インシデント”初動30分”一本勝負|“迷いゼロ”で動くための実務ガイド


– こんな方におすすめ –

コマースサイト・基幹システムを保有している30名から1,000名規模の一般的な民間企業の情報システム部門の実務担当者の方。情報セキュリティ・システム監査・法務の担当者の方。また運用設計を担当しているシステムコンサルタントの方。

– この記事の目的と範囲 –

障害やセキュリティインシデント発生時の初動行動を示します。オンプレ/社内SaaS/端末・ネットワークなど環境を問わず適用できます。特定の製品に依存せず、初動の役割・手順・KPIに焦点を当てています。

– 要約ポイント –

・インシデント検知の最初の30分は「対応の任命→重大度判定→被害縮小→定期報告」を機械的に回す
・定期連絡方法と記録方法をあらかじめテンプレート化し統一させる。
・証跡はその場で確保し、後で振り返りができるように記録を残す。
・KPI(Key Performance Indicator)は「MTTA(平均確認時間)/MTTR(平均対応時間)」と「記録欠損率」で対応品質を測定する。


初動30分」がなぜ重要なのか

インシデント検知の発生直後というのは、被害の影響範囲が徐々に広がりやすく発生から最初の30分で「対応の任命→重大度判定→回避策実行」の3つの手を打てるかどうかで被害の影響度合いを左右します。

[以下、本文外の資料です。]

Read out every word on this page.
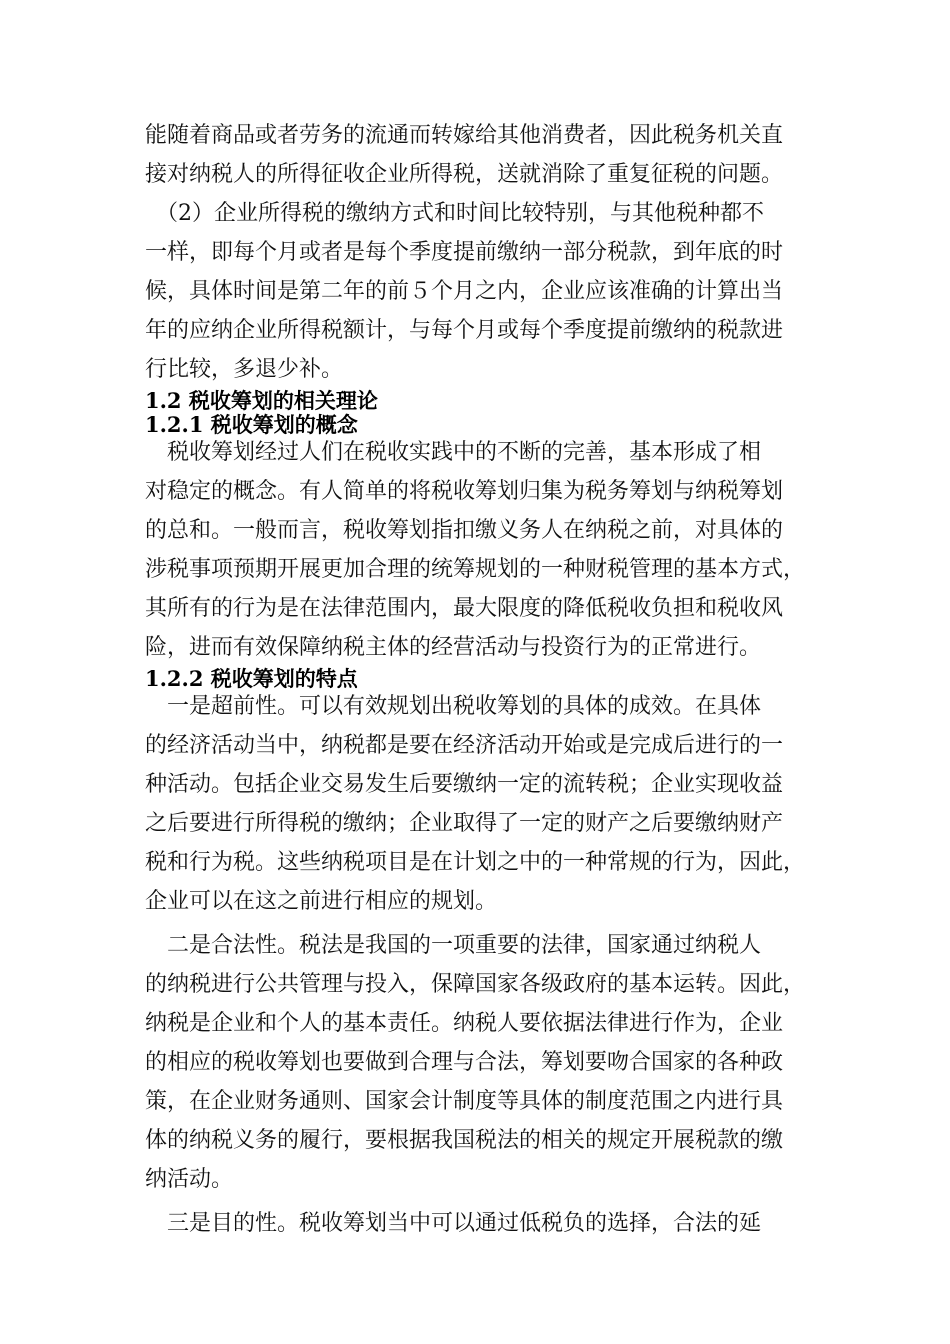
能随着商品或者劳务的流通而转嫁给其他消费者，因此税务机关直
接对纳税人的所得征收企业所得税，送就消除了重复征税的问题。
　（2）企业所得税的缴纳方式和时间比较特别，与其他税种都不
一样，即每个月或者是每个季度提前缴纳一部分税款，到年底的时
候，具体时间是第二年的前５个月之内，企业应该准确的计算出当
年的应纳企业所得税额计，与每个月或每个季度提前缴纳的税款进
行比较，多退少补。
1.2 税收筹划的相关理论
1.2.1 税收筹划的概念
　税收筹划经过人们在税收实践中的不断的完善，基本形成了相
对稳定的概念。有人简单的将税收筹划归集为税务筹划与纳税筹划
的总和。一般而言，税收筹划指扣缴义务人在纳税之前，对具体的
涉税事项预期开展更加合理的统筹规划的一种财税管理的基本方式，
其所有的行为是在法律范围内，最大限度的降低税收负担和税收风
险，进而有效保障纳税主体的经营活动与投资行为的正常进行。
1.2.2 税收筹划的特点
　一是超前性。可以有效规划出税收筹划的具体的成效。在具体
的经济活动当中，纳税都是要在经济活动开始或是完成后进行的一
种活动。包括企业交易发生后要缴纳一定的流转税；企业实现收益
之后要进行所得税的缴纳；企业取得了一定的财产之后要缴纳财产
税和行为税。这些纳税项目是在计划之中的一种常规的行为，因此，
企业可以在这之前进行相应的规划。
　二是合法性。税法是我国的一项重要的法律，国家通过纳税人
的纳税进行公共管理与投入，保障国家各级政府的基本运转。因此，
纳税是企业和个人的基本责任。纳税人要依据法律进行作为，企业
的相应的税收筹划也要做到合理与合法，筹划要吻合国家的各种政
策，在企业财务通则、国家会计制度等具体的制度范围之内进行具
体的纳税义务的履行，要根据我国税法的相关的规定开展税款的缴
纳活动。
　三是目的性。税收筹划当中可以通过低税负的选择，合法的延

インシデント発生直後は状況を正確に把握するための情報鮮度が新しく、初動が遅くなればなるほどログ情報やユーザからの状況確認も時間の経過とともに古くなり最終的には失われてしまいます。そのため、30分以内の初動と証跡の確保は、後続の原因の究明と再発防止策の精度を高めます。

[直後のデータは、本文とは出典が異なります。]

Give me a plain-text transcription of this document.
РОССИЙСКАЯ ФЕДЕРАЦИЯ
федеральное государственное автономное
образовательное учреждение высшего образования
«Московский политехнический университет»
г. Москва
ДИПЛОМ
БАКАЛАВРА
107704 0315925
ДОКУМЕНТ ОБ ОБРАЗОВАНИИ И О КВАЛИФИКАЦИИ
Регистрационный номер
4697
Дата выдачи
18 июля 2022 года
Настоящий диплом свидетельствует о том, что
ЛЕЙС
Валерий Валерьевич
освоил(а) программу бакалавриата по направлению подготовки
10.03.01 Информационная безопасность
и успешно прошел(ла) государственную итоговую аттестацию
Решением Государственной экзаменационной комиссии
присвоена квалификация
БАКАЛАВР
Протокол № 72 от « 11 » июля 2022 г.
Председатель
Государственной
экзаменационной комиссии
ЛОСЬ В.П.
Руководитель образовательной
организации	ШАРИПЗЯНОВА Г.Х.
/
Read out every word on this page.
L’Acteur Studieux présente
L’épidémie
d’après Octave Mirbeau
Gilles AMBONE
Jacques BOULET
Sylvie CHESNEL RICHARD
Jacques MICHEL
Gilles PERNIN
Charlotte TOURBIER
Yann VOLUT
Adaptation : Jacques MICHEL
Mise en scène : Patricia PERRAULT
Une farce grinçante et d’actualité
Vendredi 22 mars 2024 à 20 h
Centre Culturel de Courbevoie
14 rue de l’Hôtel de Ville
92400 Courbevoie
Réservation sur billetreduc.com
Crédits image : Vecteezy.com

「初動30分ルール」を実施できるようにするためにも、あらかじめ合意をとっておくことで無駄なコミュニケーションコストや合意形成コストを最小化せることができます。インシデント対応に集中するためにも、定期的な経過報告の中で「今わかっていること/次はいつ報告を行うのか」を共有することで関係者から個別の問い合わせも大幅に減らすことができます。

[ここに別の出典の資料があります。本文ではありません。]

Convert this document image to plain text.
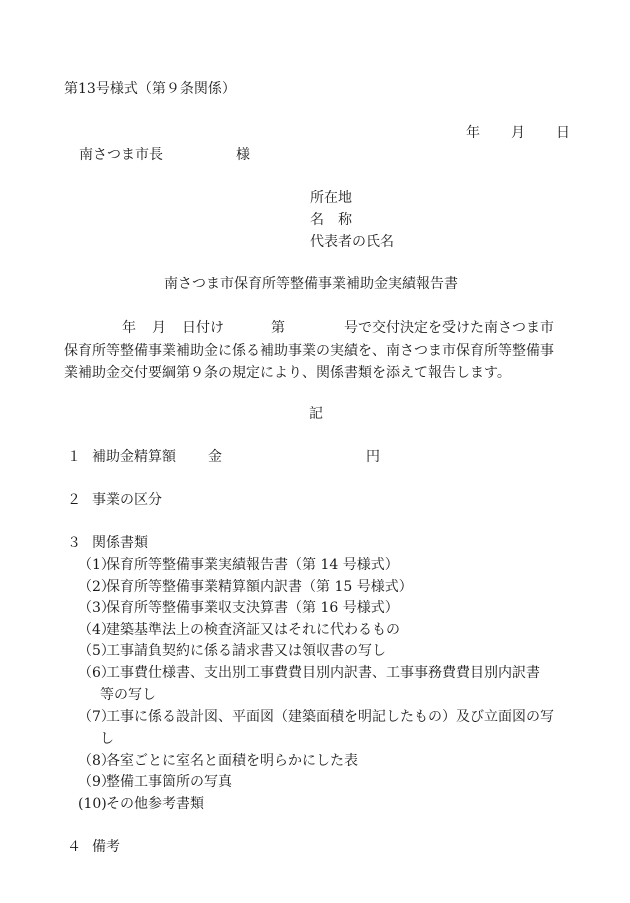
第13号様式（第９条関係）
年 月 日
南さつま市長	様
所在地
名　称
代表者の氏名
南さつま市保育所等整備事業補助金実績報告書
年 月 日付け	第	号で交付決定を受けた南さつま市
保育所等整備事業補助金に係る補助事業の実績を、南さつま市保育所等整備事
業補助金交付要綱第９条の規定により、関係書類を添えて報告します。
記
１ 補助金精算額 金	円
２ 事業の区分
３ 関係書類
（1）保育所等整備事業実績報告書（第 14 号様式）
（2）保育所等整備事業精算額内訳書（第 15 号様式）
（3）保育所等整備事業収支決算書（第 16 号様式）
（4）建築基準法上の検査済証又はそれに代わるもの
（5）工事請負契約に係る請求書又は領収書の写し
（6）工事費仕様書、支出別工事費費目別内訳書、工事事務費費目別内訳書
等の写し
（7）工事に係る設計図、平面図（建築面積を明記したもの）及び立面図の写
し
（8）各室ごとに室名と面積を明らかにした表
（9）整備工事箇所の写真
(10)その他参考書類
４ 備考
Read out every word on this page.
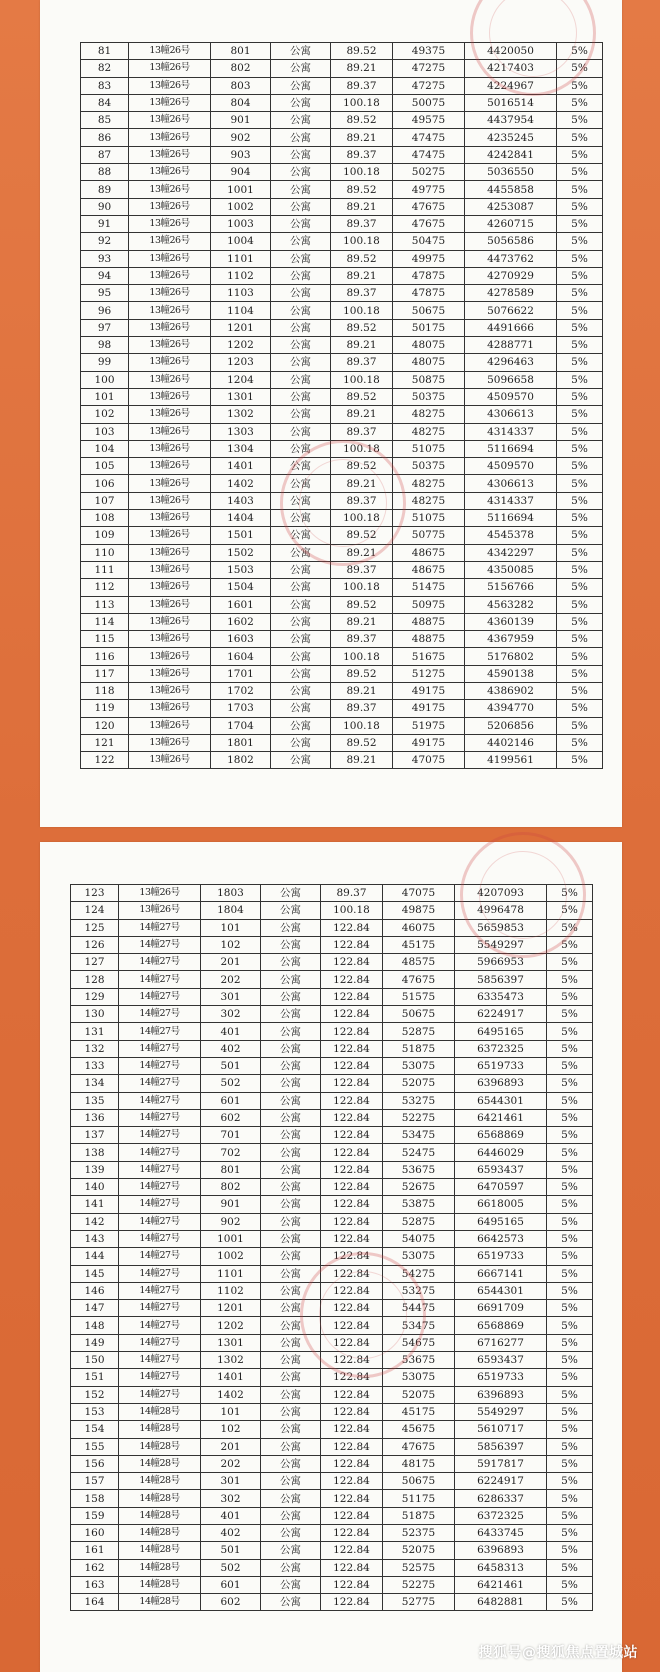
81	13幢26号	801	公寓	89.52	49375	4420050	5%
82	13幢26号	802	公寓	89.21	47275	4217403	5%
83	13幢26号	803	公寓	89.37	47275	4224967	5%
84	13幢26号	804	公寓	100.18	50075	5016514	5%
85	13幢26号	901	公寓	89.52	49575	4437954	5%
86	13幢26号	902	公寓	89.21	47475	4235245	5%
87	13幢26号	903	公寓	89.37	47475	4242841	5%
88	13幢26号	904	公寓	100.18	50275	5036550	5%
89	13幢26号	1001	公寓	89.52	49775	4455858	5%
90	13幢26号	1002	公寓	89.21	47675	4253087	5%
91	13幢26号	1003	公寓	89.37	47675	4260715	5%
92	13幢26号	1004	公寓	100.18	50475	5056586	5%
93	13幢26号	1101	公寓	89.52	49975	4473762	5%
94	13幢26号	1102	公寓	89.21	47875	4270929	5%
95	13幢26号	1103	公寓	89.37	47875	4278589	5%
96	13幢26号	1104	公寓	100.18	50675	5076622	5%
97	13幢26号	1201	公寓	89.52	50175	4491666	5%
98	13幢26号	1202	公寓	89.21	48075	4288771	5%
99	13幢26号	1203	公寓	89.37	48075	4296463	5%
100	13幢26号	1204	公寓	100.18	50875	5096658	5%
101	13幢26号	1301	公寓	89.52	50375	4509570	5%
102	13幢26号	1302	公寓	89.21	48275	4306613	5%
103	13幢26号	1303	公寓	89.37	48275	4314337	5%
104	13幢26号	1304	公寓	100.18	51075	5116694	5%
105	13幢26号	1401	公寓	89.52	50375	4509570	5%
106	13幢26号	1402	公寓	89.21	48275	4306613	5%
107	13幢26号	1403	公寓	89.37	48275	4314337	5%
108	13幢26号	1404	公寓	100.18	51075	5116694	5%
109	13幢26号	1501	公寓	89.52	50775	4545378	5%
110	13幢26号	1502	公寓	89.21	48675	4342297	5%
111	13幢26号	1503	公寓	89.37	48675	4350085	5%
112	13幢26号	1504	公寓	100.18	51475	5156766	5%
113	13幢26号	1601	公寓	89.52	50975	4563282	5%
114	13幢26号	1602	公寓	89.21	48875	4360139	5%
115	13幢26号	1603	公寓	89.37	48875	4367959	5%
116	13幢26号	1604	公寓	100.18	51675	5176802	5%
117	13幢26号	1701	公寓	89.52	51275	4590138	5%
118	13幢26号	1702	公寓	89.21	49175	4386902	5%
119	13幢26号	1703	公寓	89.37	49175	4394770	5%
120	13幢26号	1704	公寓	100.18	51975	5206856	5%
121	13幢26号	1801	公寓	89.52	49175	4402146	5%
122	13幢26号	1802	公寓	89.21	47075	4199561	5%
123	13幢26号	1803	公寓	89.37	47075	4207093	5%
124	13幢26号	1804	公寓	100.18	49875	4996478	5%
125	14幢27号	101	公寓	122.84	46075	5659853	5%
126	14幢27号	102	公寓	122.84	45175	5549297	5%
127	14幢27号	201	公寓	122.84	48575	5966953	5%
128	14幢27号	202	公寓	122.84	47675	5856397	5%
129	14幢27号	301	公寓	122.84	51575	6335473	5%
130	14幢27号	302	公寓	122.84	50675	6224917	5%
131	14幢27号	401	公寓	122.84	52875	6495165	5%
132	14幢27号	402	公寓	122.84	51875	6372325	5%
133	14幢27号	501	公寓	122.84	53075	6519733	5%
134	14幢27号	502	公寓	122.84	52075	6396893	5%
135	14幢27号	601	公寓	122.84	53275	6544301	5%
136	14幢27号	602	公寓	122.84	52275	6421461	5%
137	14幢27号	701	公寓	122.84	53475	6568869	5%
138	14幢27号	702	公寓	122.84	52475	6446029	5%
139	14幢27号	801	公寓	122.84	53675	6593437	5%
140	14幢27号	802	公寓	122.84	52675	6470597	5%
141	14幢27号	901	公寓	122.84	53875	6618005	5%
142	14幢27号	902	公寓	122.84	52875	6495165	5%
143	14幢27号	1001	公寓	122.84	54075	6642573	5%
144	14幢27号	1002	公寓	122.84	53075	6519733	5%
145	14幢27号	1101	公寓	122.84	54275	6667141	5%
146	14幢27号	1102	公寓	122.84	53275	6544301	5%
147	14幢27号	1201	公寓	122.84	54475	6691709	5%
148	14幢27号	1202	公寓	122.84	53475	6568869	5%
149	14幢27号	1301	公寓	122.84	54675	6716277	5%
150	14幢27号	1302	公寓	122.84	53675	6593437	5%
151	14幢27号	1401	公寓	122.84	53075	6519733	5%
152	14幢27号	1402	公寓	122.84	52075	6396893	5%
153	14幢28号	101	公寓	122.84	45175	5549297	5%
154	14幢28号	102	公寓	122.84	45675	5610717	5%
155	14幢28号	201	公寓	122.84	47675	5856397	5%
156	14幢28号	202	公寓	122.84	48175	5917817	5%
157	14幢28号	301	公寓	122.84	50675	6224917	5%
158	14幢28号	302	公寓	122.84	51175	6286337	5%
159	14幢28号	401	公寓	122.84	51875	6372325	5%
160	14幢28号	402	公寓	122.84	52375	6433745	5%
161	14幢28号	501	公寓	122.84	52075	6396893	5%
162	14幢28号	502	公寓	122.84	52575	6458313	5%
163	14幢28号	601	公寓	122.84	52275	6421461	5%
164	14幢28号	602	公寓	122.84	52775	6482881	5%
搜狐号@搜狐焦点置城站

「インシデント検知、初動30分」というルールを組織として決めておくことが、その場その場で考える誤った対処の連鎖を止めることができ、また一次切り分けや回避対応の早期判断、二次障害を避けることができます。

初動はなぜ「30分」なのか

「対応の任命→重大度判定→回避策実行」を実施する際、初動30分はさらに時間を区切ることができます。初動30分を「5-15-30分」ルールで区切ることで初動時のタスクを定義にすることができます。初動を30分とし、この時間幅で初動を開始する合理的な理由は次の通りです。

① 被害の拡大を最も最小化できる時間幅であること
② 情報の鮮度が新しく、手がかりを最も確保できる時間幅であること
③ 報告タイミングを5分、15分、30分と決めておくことで関係者からの個別問い合わせを減らせること
④ KPIと相性が良いこと


企業の事業継続性の確保の観点から、被害の拡大や二次被害を増やさないためにも、初動開始時間をあらかじめ定めておくことは運用設計する上で重要な要件の1つなります。初動が遅れると以下のような悪化パターンが考えられます。

① 被害影響の範囲拡大
② 証跡情報の欠損による原因の特定が不明
③ 意思決定の混乱
④ 復旧後の再発防止策の機能不全


初動が遅れれば遅れるほど解決までの時間が伸びることになり、定期的な情報報告の更新がなければ問い合わせの急増により解決のための作業が圧迫される結果となります。